Als 19-Jähriger kehrte er zu Erstligist Seewen, der 2017 zur MySports-League stösst, zurück. «Es ist mehr als nur eine Mannschaft, es ist Kameradschaft. Wir sind alles Kollegen, treffen uns auch privat. Über die Hälfte des Teams kenne ich seit meiner Kindheit.» Weil die dritthöchste Liga der Schweiz eine Amateur-Liga ist, gehen alle Spieler einem Job nach.

Gisler absolvierte das Sport-KV in Zug und arbeitet heute im Einkauf und Produktmanagement von Active Communication, einer Tochtergesellschaft der Schweizer Paraplegiker-Stiftung. Die Firma bietet Menschen mit einer Beeinträchtigung massgeschneiderte Lösungen in den Bereichen Kommunikationshilfen, Computer- und Arbeitsplatzanpassungen, sowie Umfeldsteuerungen. In seinem Job ist Gisler auch mit tragischen Schicksalen konfrontiert. «Natürlich mache ich mir bei schlimmen Fällen Gedanken. Aber man darf es sich nicht zu nahekommen lassen und muss sich abgrenzen können. Da hilft Eishockey als Ausgleich.»

«Auf die Zähne beissen»

Der Stürmer betont aber, dass man wirklich angefressen sein und es wirklich wollen muss. «Denn manchmal muss man schon auf die Zähne beissen. Zum Beispiel wenn wir nach einem Auswärtsspiel am Mittwoch erst um 3 Uhr nachts heimkommen und vier Stunden später wieder zur Arbeit müssen.» Trotzdem hat Gisler, der an der Höheren Fachschule derzeit eine Weiterbildung in Betriebswirtschaft macht, noch kein einziges Spiel mit Seewen verpasst.

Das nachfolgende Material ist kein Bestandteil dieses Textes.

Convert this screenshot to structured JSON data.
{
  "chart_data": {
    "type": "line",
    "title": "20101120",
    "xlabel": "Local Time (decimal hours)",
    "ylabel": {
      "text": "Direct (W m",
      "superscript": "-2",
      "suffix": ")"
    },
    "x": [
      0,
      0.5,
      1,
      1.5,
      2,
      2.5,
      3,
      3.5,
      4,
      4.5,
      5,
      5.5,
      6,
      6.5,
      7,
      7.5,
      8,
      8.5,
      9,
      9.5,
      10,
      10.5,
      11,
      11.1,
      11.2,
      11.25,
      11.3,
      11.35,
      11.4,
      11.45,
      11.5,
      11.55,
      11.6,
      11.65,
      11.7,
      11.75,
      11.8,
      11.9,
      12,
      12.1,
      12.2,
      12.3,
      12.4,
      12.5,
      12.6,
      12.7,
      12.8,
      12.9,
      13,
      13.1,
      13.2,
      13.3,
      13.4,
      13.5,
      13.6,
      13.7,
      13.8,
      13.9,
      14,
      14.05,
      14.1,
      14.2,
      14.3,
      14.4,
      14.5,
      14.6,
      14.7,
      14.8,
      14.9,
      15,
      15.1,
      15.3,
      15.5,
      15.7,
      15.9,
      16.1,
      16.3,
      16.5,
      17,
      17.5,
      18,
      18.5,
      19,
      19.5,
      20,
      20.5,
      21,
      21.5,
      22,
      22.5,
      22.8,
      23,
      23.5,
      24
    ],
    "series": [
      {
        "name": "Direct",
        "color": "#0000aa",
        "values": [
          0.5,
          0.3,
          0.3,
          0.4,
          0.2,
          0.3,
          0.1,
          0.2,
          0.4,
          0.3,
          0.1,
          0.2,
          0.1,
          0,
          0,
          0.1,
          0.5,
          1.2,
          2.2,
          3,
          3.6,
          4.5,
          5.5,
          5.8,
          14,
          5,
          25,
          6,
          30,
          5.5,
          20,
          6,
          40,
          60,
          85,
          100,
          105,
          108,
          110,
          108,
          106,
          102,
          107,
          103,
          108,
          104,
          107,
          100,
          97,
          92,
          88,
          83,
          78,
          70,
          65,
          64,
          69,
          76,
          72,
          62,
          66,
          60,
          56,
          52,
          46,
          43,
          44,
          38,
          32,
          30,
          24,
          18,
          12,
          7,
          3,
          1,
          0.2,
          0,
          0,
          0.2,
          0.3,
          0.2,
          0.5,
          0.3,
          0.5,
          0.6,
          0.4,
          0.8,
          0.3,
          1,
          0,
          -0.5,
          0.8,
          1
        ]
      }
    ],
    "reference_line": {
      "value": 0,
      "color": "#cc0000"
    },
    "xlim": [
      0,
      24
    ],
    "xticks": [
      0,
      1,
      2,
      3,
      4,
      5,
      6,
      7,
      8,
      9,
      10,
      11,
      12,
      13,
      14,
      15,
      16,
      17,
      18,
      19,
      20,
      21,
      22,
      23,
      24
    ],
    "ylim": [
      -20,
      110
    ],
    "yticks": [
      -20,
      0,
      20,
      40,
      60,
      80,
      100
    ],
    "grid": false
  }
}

Ein ganz besonderes wird nun der Cup-Sechzehntelfinal, für den sich Seewen zuvor erst einmal qualifiziert hat: Die Schwyzer verloren 2017 gegen Lugano 1:9. Und erneut gastiert ein NL-Team im Zingel. «Als wir Davos zugelost bekamen, schoss natürlich allen der Gedanke in den Kopf, dass die Bündner mal gegen Dübendorf verloren haben.» Ein solcher Coup ist natürlich die Wunschvorstellung. «Jeder würde gerne einem Grossen ein Bein stellen. Aber wir sind schon auch nervös», gesteht Gisler.

Gut aufs Spiel eingestellt werden sie von ihrem neuen Trainer Leo Schumacher (67), der vor zwei Jahren an der Bande der ZSC Lions noch Schweizermeister geworden ist. «Er fördert uns mit einer gewissen Härte, für uns ist es eine Chance. Seine Leidenschaft fürs Hockey ist spürbar.» Ein Meistertrainer für die «tell’sche» Meisterleistung gegen den HCD.